Figure 1. Normalization schematic and exploration of mitochondrial bias within the DepMap with Principal Component Analysis (PCA) normalization.

Figure 1

  • A
    A dimensionality reduction method is applied to the original DepMap data to extract a low‐dimensional representation of the data. Reconstructed data are generated from that, which is subtracted from the original DepMap to normalize it.
  • B
    (Top) Principal Component Analysis (PCA) generates reconstructed DepMap data by multiplying the DepMap against selected Principal Components (PC) derived from it and the transpose of those PCs. (Bottom) Autoencoders generate reconstructed data post‐training by passing in the original DepMap as input.
  • C
    (Left) Precision‐recall (PR) performance analysis of original DepMap 20Q2 data (Data ref: Broad DepMap, 2020) evaluated against CORUM protein complexes. The x‐axis depicts the absolute number of true positives (TPs) recovered in log scale. (Right) Contribution diversity plot of CORUM complexes in un‐normalized DepMap data.

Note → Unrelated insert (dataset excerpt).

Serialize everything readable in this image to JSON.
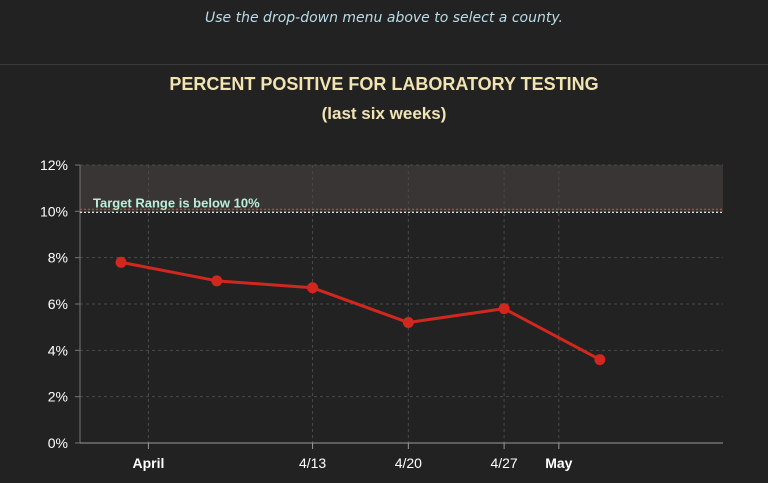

This plot is constructed by sliding a precision cutoff from high to low (indicated by the y‐axis), and at each point, plotting a stacked bar plot across the x‐axis at that point reflecting the breakdown of complex membership of the TP pairs identified at that threshold. The top 10 contributing complexes are listed in the legend, with the light gray category representing all complexes represented at lower frequency.
  • D
    (Top) Precision‐recall (PR) performance analysis of PCA‐normalized DepMap data with the first 5, 9, and 19 principal components removed evaluated against CORUM protein complexes. (Bottom) PR performance with mitochondrial gene pairs removed from evaluation. The x‐axis of both plots depicts the absolute number of true positives (TPs) recovered in log scale.
  • E
    The contribution diversity plots depict contributions of TP pairs from various CORUM complexes in PCA‐reconstructed data and PCA‐normalized data generated by removing the first 5, 9, and 19 principal components.